Relationship between hop length and upsample rates

Open roedoejet opened this issue 2 years ago • 2 comments

me again 😄

When setting the hop length - your 16kHz spectrogram has a hop length of 256 and a window of (4*hop_length) 1024.

Since you are tripling the sampling rate, why is the hop length set to only 1.5 times (384) and window of 1536? I would have expected that the relationship of hop length should stay proportional to the sampling rate. Indeed you have a comment in HiFiGANDataset.py that states "hop length of spec loss must be same as the product of the upscale factors", but your upscale rates (8, 6, 4, 4) have a product of 768 (3 * 256). So I would have expected the hop_length to be set at 768 and window set to 3072. Am I misunderstanding something here?
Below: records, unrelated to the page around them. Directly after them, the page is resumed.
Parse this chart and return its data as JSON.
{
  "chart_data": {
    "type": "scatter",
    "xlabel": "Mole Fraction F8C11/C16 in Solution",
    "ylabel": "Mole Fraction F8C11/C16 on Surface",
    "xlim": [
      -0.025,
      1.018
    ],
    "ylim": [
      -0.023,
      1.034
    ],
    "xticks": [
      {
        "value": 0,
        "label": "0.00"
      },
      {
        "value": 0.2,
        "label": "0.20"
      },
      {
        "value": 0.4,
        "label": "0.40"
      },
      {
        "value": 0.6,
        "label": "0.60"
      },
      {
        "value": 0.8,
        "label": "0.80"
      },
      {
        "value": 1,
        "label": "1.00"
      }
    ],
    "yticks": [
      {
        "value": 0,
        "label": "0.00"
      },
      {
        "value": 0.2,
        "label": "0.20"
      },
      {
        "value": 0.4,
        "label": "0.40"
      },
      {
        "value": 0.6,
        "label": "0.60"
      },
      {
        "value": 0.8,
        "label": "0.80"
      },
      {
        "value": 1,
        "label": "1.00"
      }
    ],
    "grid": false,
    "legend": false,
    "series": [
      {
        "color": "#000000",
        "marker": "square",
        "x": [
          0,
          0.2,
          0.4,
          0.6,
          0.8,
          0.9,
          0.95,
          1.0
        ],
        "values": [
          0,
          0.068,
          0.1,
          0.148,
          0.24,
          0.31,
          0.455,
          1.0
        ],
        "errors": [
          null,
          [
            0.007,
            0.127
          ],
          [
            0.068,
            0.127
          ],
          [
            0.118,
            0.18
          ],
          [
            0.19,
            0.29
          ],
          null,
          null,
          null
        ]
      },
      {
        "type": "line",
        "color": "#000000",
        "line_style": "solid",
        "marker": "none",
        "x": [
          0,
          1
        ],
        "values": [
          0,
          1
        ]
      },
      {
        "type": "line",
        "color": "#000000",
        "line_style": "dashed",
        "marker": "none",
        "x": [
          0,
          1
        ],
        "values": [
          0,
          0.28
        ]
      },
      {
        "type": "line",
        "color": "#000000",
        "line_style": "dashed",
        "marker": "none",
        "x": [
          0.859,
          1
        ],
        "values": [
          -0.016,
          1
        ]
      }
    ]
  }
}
P.S sorry if I'm being pedantic 😅

roedoejet avatar Sep 23 '22 18:09 roedoejet

Good point, I'm not sure why I did it that way and I even contradict myself with that comment, so it might be a bug 🤔

The resulting spectrogram will be slightly more small-band than it should be, which isn't a big problem, the impact on the actual performance is probably marginal because the Feature Matching Loss of the Discriminators massively outweighs the Spectogram Distance loss. The distance loss is mostly there for a little bit of warmup before the discriminator losses come in. But still, no reason not to just make it work as originally intended. I'll try it out in my current training run and if it doesn't cause weird size mismatches, I'll change it in all branches. Thanks for pointing that out, I would never have looked at that piece of code again :D

Flux9665 avatar Sep 23 '22 19:09 Flux9665

cool, yea, probably not a big problem at all, just thought I'd bring it up. Thanks!

roedoejet avatar Sep 26 '22 21:09 roedoejet

I changed the hop length, so it's the way it's supposed to be. In practice I didn't notice a difference though.

Also, the new Avocodo checkpoint is finally out! I'm not sure though if the improvement is even really noticeable. I'll train for a bit longer and update the model in the release page at some point, but I don't think that the difference is very big.

Flux9665 avatar Oct 25 '22 16:10 Flux9665

great - thanks for following up! Yea, it seems like the biggest improvement was with unseen speakers. In any case, this is great thanks!

roedoejet avatar Oct 25 '22 16:10 roedoejet